Consider one such bout against two hoary old symbols of the party establishments, on Anderson Cooper's show during the April budget battle. Loesch glows expressively between the pallor of Democratic war horse Paul Begala and the incipient rosacea of old GOP hand David Gergen, each of whom waits quietly for his turn, confident in the weightiness of his years of experience and expertise. When they do speak, it is mostly to call out Loesch's tap-dancing around the issues, but she deftly sidesteps their attempts to get her to grapple with meaningful budget cuts. When she insists that Planned Parenthood funding is fiscally significant because "over time it adds up" Gergen throws his hands in the air.
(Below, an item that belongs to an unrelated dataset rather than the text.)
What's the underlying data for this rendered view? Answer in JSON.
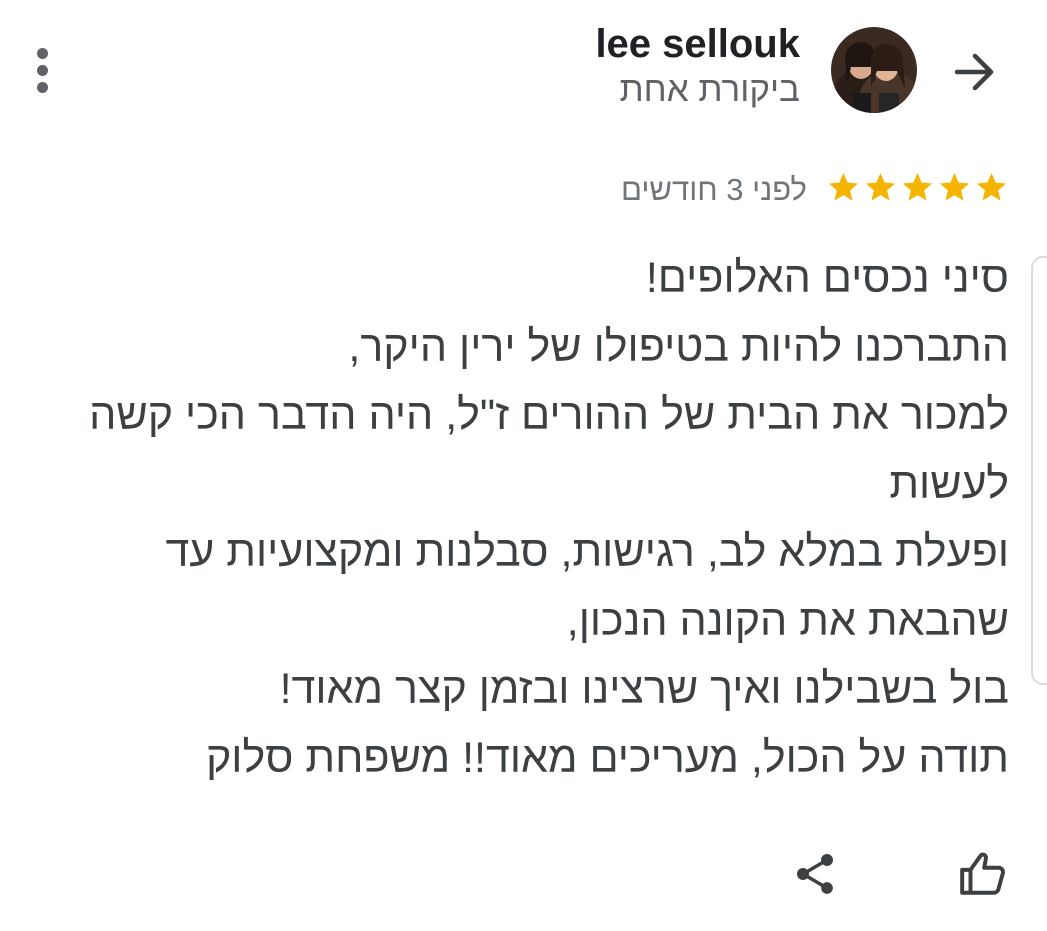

Begala sadly, futilely shakes his head as she shifts blame away from the Tea Party for having focused only on tiny slivers of the budget.
Surely anyone judging the arguments on their merits would say that either Begala or Gergen had won the debate. But not so fast: The quick, charmingly aggressive Loesch was by far the most memorable of the three. Her competitors didn't win the debate, because this wasn't a debate. Loesch was hunting bear, and Begala and Gergen lumbered straight into her traps.
Correction, June 8, 2011: This article originally misspelled Phyllis Schlafly's name.
Correction, June 9, 2011: This article originally said that Joan Walsh and Eric Boehlert implied that Loesch and Breitbart did more to create the Weinergate scandal than just publishing photos. Loesch made this charge, but Boehlert and Walsh have disputed it.